Founded in 1807, John Wiley & Sons, Inc., provides must-have content and
services to customers worldwide. Our core businesses include scientific,
technical, and medical journals, encyclopedias, books, and online products and
services; professional and consumer books and subscription services; and
educational materials for undergraduate and graduate students and lifelong
learners. Wiley has publishing, marketing, and distribution centers in the
United States, Canada, Europe, Asia, and Australia. The company is listed on the
New York Stock Exchange under the symbols JWa and JWb. Wiley's recently
relaunched Internet site can be accessed at www.wiley.com.

Wiley management will devote a significant portion of its previously scheduled
First Quarter Fiscal 2002 Conference Call, at 10:30 a.m. EDT on Tuesday,
September 4, 2001, to a discussion of the acquisition of HMIN. To participate in
the conference call, please dial the following number approximately ten minutes
prior to the scheduled starting time: (800) 289-0437

International callers may participate by dialing: (913) 981-5508. A live audio
Webcast will be accessible at www.wiley.com. A replay of the call will be
available from 1:30 p.m. (EDT) on Tuesday, September 4 through 8:00 p.m. (EDT)
on Tuesday, September 11, by dialing (888) 203-1112 or (719) 457-0820 and
entering Passcode 738727. If you have any questions regarding the call, please
call Susan Spilka at John Wiley & Sons, Inc., at (212) 850-6147 or Wendi Kopsick
at Kekst and Company at (212) 521-4867.


"Safe Harbor" Statement under the Private Securities
 Litigation Reform Act of 1995

This report contains certain forward-looking statements concerning the company's
operations, performance, and financial condition. Reliance should not be placed
on forward-looking statements, as actual results may differ materially from
those in any forward-looking statements. Any such forward-looking statements are
based upon a number of assumptions and estimates that are inherently subject to
uncertainties and contingencies, many of which are beyond the control of the
company, and are subject to change based on many important factors. Such factors
include, but are not limited to (i) the level of investment in new technologies
and products; (ii) subscriber renewal rates for the company's journals; (iii)
the financial stability and liquidity of journal subscription agents; (iv) the
consolidation of book wholesalers and retail accounts; (v) the market position
and financial stability of key online retailers; (vi) the seasonal nature of the
company's educational business and the impact of the used book market; (vii)
worldwide economic and political conditions; and (viii) other factors detailed
from time to time in the company's filings with the Securities and Exchange
Commission. The company undertakes no obligation to update or revise any such
forward-looking statements to reflect subsequent events or circumstances.

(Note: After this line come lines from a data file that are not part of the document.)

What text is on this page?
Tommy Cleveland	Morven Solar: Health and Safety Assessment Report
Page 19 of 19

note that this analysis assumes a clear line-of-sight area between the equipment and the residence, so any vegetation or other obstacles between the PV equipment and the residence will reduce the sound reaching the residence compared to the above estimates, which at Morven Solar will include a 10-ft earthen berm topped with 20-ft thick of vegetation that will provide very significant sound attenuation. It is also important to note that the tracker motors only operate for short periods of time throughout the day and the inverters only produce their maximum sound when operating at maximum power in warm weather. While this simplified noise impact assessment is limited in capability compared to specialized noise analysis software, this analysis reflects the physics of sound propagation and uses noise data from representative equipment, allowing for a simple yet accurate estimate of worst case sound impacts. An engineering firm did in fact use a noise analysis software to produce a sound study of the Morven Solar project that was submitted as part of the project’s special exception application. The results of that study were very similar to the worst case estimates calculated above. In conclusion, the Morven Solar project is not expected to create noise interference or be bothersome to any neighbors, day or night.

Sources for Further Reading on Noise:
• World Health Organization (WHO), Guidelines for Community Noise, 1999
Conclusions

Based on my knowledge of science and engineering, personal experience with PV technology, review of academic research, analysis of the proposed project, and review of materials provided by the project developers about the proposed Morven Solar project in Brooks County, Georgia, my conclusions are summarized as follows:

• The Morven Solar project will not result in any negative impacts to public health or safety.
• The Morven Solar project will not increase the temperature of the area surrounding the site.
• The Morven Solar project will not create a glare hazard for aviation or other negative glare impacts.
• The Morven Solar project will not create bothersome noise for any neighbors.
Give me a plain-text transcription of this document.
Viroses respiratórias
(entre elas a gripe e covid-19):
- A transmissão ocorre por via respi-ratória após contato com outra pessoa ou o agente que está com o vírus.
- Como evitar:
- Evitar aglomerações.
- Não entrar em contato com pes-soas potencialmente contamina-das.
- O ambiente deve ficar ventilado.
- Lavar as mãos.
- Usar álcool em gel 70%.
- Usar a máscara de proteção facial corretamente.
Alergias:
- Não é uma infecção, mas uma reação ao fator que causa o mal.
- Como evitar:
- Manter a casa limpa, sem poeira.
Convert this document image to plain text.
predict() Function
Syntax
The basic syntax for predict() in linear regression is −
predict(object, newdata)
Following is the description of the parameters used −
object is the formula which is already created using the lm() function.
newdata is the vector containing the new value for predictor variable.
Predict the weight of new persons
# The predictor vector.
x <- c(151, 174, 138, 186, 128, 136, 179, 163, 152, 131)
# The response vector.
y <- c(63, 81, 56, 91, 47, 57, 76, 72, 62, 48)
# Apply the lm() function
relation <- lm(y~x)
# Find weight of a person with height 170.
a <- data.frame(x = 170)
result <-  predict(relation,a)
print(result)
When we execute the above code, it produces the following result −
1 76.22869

INVESTORS AND SECURITY HOLDERS ARE STRONGLY ADVISED TO READ BOTH THE TENDER
OFFER STATEMENT AND THE SOLICITATION/RECOMMENDATION STATEMENT REGARDING THE
TENDER OFFER REFERRED TO IN THIS PRESS RELEASE, WHEN THEY BECOME AVAILABLE,
BECAUSE THEY WILL CONTAIN IMPORTANT INFORMATION. THE TENDER OFFER STATEMENT WILL
BE FILED BY WILEY WITH THE SEC, AND THE SOLICITATION/RECOMMENDATION STATEMENT
WILL BE FILED BY HMIN WITH THE SEC. INVESTORS AND SECURITY HOLDERS MAY OBTAIN A
FREE COPY OF THESE STATEMENTS (WHEN AVAILABLE) AND OTHER DOCUMENTS FILED BY
WILEY AND HMIN AT THE SEC'S WEB SITE AT WWW.SEC.GOV.